Health Care in Corrections

  • CSC has not yet provided any documentation to corroborate its claim that its health care services are compliant with the revised Standard Minimum Rules for the Treatment of Prisoners (the ‘Mandela Rules’) inclusive of Rule 27 (2), which states that “clinical decisions may only be taken by the responsible health-care professionals and may not be overruled or ignored by non-medical prison staff.”
  • Issues involving free, voluntary, and informed consent and clinical independence are magnified in a correctional setting and extend equally (if not more so) to offenders with complex and/or serious mental health issues inclusive of older offenders, and those who are terminally ill.
  • A Patient Advocate model is required to protect inmate patients’ rights and to ensure they fully understand the implications of their decisions (i.e., informed consent and capacity).
  • Transfer patients who present with serious mental health needs, suicidal or chronic self-injurious behaviours and cannot be safely managed in a penitentiary setting to the care of external psychiatric facilities.

Indigenous Corrections

  • Indigenous people represent roughly 28% of the total federal inmate population: 40% of incarcerated women in federal prison are Indigenous.
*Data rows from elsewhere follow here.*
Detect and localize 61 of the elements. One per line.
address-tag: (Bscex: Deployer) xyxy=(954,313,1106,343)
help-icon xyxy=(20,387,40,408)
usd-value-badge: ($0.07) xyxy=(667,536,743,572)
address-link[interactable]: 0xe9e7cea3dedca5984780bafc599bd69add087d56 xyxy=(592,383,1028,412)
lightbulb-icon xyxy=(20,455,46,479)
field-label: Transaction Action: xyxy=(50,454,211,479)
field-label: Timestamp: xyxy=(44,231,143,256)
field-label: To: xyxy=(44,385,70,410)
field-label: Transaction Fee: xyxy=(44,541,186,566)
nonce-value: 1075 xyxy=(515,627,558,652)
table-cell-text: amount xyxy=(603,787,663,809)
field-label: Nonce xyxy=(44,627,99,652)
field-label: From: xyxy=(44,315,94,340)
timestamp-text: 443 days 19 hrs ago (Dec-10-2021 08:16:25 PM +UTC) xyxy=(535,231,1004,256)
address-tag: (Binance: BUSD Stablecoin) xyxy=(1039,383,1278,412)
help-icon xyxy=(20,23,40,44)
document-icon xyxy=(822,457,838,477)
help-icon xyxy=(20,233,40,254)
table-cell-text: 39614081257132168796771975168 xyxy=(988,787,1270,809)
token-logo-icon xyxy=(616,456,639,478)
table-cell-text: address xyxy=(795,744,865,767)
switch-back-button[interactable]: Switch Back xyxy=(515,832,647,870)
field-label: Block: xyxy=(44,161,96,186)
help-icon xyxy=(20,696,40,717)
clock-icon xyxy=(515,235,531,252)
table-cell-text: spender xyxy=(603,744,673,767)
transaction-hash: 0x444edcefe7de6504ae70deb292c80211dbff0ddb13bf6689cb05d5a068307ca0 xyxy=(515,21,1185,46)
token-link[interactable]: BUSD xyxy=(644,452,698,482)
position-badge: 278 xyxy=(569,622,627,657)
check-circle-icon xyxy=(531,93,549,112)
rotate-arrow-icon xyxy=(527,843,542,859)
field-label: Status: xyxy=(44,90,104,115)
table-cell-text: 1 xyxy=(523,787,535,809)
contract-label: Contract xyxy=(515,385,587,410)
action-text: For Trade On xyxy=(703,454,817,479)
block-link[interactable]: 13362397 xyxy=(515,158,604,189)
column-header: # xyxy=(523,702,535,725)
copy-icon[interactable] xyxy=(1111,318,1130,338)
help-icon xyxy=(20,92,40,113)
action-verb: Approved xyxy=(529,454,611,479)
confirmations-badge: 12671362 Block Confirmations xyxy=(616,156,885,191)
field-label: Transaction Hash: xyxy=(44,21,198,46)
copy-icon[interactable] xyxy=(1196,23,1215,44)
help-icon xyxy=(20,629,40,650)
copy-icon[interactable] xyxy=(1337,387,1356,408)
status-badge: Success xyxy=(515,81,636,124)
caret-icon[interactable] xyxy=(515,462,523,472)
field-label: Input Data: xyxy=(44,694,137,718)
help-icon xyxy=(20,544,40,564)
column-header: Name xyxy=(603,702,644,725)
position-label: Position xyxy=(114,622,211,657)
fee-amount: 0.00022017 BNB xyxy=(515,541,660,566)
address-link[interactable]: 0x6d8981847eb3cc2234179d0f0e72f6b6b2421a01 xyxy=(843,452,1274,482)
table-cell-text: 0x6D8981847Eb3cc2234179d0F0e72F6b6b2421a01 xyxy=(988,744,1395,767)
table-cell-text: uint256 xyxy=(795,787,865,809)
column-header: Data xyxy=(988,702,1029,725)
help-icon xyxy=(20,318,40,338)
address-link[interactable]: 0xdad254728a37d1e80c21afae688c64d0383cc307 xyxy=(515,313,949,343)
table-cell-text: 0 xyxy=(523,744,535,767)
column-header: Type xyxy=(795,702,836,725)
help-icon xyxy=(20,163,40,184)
CSC and the Government of Canada must more fully devolve responsibility, but most of all resources and control, back to Indigenous communities.
  • Although 20% of Indigenous inmates are gang affiliated, CSC still lacks a national gang and dis-affiliation strategy.
  • To honour the Truth and Reconciliation Commission’s “Calls to Action,” CSC spending and community resource allocation must better reflect the proportion of Indigenous people under federal sentence.
  • CSC’s current organizational structure is not adequate for prioritizing (e.g., section 81/84 agreements and community alternatives) or ensuring better outcomes for Indigenous people under federal sentence.

Other Issues of Concern

In 2017-18, the Office undertook a series of priority reviews and investigations in the following areas:

  1. Follow up on Medical Assistance in Dying (MAiD) in corrections.
  2. The use of compassionate release provisions for terminally ill offenders.
  3. Compliance and accountability issues pertaining to use of force interventions.
  4. Education behind bars.
  5. Movement levels in the Secure Units (maximum security) at the regional women’s facilities.

Key Recommendations

  1. The new Commissioner should initiate a prioritized review of the effectiveness of CSC’s internal monitoring and performance mechanisms.
  2. The CSC should not investigate itself in rare circumstances involving a riot, death, or suicide in solitary confinement, or death following a use of force intervention.
  3. CSC should create and appoint a Deputy Commissioner level position for Indigenous Corrections.
  4. CSC should outsource the care of complex needs patients who cannot be safely managed in a federal penitentiary.
  5. CSC should strengthen clinical independence and health care governance structures.